One of the great things about Google’s Adwords program is how its auction based pricing system automatically sets the appropriate pricing according to both the keyword itself, and the market the campaign is targeting.  The system is what makes a keyword like bikini a more expensive cost per click in Miami than it is in Anchorage, and mesothelioma a more expensive keyword than pizza.  This is the sort of common-sense approach Google is famous for, and part of what makes them so great.

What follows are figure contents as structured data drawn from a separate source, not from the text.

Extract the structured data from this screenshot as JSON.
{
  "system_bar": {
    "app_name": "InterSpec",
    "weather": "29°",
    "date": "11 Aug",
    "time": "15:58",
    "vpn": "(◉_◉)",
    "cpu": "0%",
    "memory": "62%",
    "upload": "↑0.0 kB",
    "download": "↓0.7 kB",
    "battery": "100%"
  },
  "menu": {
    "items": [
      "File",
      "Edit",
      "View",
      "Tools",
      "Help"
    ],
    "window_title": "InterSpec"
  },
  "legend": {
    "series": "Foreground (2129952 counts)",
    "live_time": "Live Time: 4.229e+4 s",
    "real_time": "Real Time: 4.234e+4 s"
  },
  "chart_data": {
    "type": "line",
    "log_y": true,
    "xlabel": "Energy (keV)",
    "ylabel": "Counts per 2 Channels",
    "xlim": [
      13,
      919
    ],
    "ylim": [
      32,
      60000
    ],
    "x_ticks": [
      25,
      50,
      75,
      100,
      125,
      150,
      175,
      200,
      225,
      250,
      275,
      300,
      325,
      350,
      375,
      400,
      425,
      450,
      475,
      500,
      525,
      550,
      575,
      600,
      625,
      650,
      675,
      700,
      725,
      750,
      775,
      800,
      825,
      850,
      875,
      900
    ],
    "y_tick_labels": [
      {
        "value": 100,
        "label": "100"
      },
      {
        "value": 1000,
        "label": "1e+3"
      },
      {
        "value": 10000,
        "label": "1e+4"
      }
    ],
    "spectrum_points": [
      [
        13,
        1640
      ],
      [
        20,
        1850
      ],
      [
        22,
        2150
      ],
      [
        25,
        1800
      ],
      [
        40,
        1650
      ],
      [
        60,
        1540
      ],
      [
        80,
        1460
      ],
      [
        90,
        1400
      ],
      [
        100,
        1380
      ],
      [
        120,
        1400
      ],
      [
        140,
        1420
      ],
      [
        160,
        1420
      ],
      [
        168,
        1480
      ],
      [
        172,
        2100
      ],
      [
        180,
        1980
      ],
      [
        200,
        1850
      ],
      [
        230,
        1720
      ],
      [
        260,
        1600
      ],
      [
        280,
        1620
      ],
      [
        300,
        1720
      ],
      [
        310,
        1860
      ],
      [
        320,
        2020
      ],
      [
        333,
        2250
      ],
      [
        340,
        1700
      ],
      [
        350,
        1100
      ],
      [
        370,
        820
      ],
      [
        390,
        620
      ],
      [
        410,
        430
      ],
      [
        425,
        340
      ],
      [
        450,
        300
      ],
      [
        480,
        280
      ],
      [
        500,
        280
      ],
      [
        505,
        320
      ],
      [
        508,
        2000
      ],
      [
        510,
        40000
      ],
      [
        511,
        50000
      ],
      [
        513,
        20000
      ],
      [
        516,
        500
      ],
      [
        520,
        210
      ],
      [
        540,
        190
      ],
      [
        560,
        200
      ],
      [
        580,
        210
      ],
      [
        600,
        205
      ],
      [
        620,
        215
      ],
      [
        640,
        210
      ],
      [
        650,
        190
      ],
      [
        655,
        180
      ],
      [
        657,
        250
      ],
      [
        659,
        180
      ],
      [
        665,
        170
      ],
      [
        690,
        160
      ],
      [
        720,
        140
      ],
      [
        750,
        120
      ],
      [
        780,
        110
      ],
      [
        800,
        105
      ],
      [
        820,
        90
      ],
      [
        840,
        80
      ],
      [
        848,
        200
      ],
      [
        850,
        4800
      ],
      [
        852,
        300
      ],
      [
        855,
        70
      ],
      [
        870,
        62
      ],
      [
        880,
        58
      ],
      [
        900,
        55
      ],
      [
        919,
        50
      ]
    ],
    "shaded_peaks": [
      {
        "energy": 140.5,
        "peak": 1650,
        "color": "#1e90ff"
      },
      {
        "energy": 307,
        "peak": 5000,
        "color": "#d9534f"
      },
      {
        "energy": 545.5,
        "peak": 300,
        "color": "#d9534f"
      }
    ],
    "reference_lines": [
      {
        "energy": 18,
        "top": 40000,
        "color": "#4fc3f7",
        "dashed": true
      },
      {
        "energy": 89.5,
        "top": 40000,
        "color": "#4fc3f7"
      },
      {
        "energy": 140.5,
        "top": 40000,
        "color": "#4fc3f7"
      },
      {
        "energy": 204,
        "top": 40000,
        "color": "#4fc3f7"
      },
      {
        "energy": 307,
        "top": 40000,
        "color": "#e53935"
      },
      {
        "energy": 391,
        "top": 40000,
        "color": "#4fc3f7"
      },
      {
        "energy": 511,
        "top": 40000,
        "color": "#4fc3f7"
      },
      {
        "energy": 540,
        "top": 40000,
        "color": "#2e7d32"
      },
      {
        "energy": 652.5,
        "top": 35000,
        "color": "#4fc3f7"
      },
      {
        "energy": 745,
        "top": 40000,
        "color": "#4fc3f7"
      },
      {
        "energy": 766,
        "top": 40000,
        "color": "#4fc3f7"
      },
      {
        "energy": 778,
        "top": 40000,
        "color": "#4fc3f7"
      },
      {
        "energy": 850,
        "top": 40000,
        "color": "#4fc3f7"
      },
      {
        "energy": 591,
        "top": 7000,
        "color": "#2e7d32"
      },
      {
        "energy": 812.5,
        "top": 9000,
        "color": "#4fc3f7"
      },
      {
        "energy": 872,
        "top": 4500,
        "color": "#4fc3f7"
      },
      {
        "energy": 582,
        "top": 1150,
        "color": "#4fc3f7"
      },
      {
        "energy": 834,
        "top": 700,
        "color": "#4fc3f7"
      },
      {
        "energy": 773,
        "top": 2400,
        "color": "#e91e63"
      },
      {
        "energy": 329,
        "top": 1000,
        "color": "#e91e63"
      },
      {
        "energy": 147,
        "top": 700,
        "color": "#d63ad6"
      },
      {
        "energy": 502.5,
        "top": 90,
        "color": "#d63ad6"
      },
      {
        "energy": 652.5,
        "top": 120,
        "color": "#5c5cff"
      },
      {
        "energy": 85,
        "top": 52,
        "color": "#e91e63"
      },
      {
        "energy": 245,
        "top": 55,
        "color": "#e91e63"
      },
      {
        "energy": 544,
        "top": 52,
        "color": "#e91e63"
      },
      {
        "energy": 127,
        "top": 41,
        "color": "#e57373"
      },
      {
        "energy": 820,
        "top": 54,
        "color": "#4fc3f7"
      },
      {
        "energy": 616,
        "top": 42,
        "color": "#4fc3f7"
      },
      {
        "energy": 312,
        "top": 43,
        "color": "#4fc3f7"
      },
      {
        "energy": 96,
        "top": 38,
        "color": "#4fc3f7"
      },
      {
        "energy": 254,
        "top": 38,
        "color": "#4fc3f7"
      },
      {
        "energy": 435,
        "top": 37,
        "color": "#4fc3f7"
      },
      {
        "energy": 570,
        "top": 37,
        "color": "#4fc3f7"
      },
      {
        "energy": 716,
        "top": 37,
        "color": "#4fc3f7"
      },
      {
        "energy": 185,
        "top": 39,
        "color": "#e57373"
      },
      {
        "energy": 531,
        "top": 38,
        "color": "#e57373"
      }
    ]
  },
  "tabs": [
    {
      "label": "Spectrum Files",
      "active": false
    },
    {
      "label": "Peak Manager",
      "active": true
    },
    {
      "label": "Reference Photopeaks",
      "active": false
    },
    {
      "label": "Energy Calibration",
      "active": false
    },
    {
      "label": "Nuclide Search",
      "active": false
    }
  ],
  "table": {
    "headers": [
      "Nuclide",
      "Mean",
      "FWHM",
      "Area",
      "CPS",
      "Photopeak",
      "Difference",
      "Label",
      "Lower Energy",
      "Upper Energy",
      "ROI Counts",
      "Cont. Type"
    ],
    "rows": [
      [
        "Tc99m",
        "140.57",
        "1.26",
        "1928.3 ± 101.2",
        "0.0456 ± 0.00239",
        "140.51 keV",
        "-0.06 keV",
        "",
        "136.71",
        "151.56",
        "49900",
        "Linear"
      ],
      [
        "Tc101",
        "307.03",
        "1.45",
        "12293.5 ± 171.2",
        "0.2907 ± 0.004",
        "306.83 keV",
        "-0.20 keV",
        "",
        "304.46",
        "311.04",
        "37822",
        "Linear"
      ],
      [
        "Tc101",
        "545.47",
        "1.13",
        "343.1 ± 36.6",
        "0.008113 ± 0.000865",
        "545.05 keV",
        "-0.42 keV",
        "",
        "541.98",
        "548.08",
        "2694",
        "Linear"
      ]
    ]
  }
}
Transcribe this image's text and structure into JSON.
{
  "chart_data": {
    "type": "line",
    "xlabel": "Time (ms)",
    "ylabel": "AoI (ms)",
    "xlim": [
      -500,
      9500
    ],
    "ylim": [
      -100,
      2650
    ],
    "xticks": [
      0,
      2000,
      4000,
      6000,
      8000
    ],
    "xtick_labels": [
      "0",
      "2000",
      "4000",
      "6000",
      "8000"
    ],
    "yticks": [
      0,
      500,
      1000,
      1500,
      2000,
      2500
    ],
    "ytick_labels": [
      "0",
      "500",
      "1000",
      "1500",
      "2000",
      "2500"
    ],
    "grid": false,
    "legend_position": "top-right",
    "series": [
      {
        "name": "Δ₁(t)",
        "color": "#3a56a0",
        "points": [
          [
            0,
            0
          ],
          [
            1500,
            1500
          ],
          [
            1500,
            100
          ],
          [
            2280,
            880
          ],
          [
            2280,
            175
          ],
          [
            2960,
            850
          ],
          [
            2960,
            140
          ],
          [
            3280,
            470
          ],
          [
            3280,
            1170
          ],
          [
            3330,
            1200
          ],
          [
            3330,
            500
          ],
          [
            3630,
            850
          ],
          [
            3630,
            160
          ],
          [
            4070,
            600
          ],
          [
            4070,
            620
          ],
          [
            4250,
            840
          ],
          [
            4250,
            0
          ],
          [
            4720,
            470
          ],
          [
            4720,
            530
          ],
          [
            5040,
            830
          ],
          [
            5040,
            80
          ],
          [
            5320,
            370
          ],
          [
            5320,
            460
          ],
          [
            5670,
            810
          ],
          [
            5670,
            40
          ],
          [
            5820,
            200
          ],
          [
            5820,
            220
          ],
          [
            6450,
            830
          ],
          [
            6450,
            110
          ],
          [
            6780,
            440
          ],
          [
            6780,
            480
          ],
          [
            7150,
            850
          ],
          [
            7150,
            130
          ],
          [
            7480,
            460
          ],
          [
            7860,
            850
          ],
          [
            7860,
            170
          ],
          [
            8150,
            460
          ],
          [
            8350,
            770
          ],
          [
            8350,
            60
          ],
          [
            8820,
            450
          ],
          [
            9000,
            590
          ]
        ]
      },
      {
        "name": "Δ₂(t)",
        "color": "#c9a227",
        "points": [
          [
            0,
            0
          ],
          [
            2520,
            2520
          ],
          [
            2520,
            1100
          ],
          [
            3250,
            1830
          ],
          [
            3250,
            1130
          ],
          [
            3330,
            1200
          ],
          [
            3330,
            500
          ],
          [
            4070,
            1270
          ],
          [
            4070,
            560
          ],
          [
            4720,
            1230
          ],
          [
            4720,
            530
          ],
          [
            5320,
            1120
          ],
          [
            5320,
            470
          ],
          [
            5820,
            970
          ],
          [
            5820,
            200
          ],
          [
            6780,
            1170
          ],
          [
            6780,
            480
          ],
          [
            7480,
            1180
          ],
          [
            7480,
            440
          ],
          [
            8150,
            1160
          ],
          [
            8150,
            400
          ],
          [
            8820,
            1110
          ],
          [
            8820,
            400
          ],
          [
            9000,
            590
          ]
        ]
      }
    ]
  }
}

Google’s recent “Place Tags” rollout seems to fly against pretty much everything they must have learned from AdWords – a tag costs $25, no matter where the market is, what the keyword is, how many impressions there are, and how many clicks there are.  Should a place tag for a listing that ranks one the first page for Plastic Surgeon in Beverly Hills really cost as much as Babysitter in Knoxville, TN?  I imagine the $25/months gets eaten up even if Doc Hollywood only gets one new patient out of his listing, but how many babysitting jobs does little Sally need to go on before that $25 becomes a valid investment – one that repeats month after month?  If Google is serious about their new local-weighted SERPs layout, then it’s a question that takes on a greater importance.

Google must know that their flat price per tag policy is flawed – what are they planning?  Pricing based on industry?  Location?  A per-click model?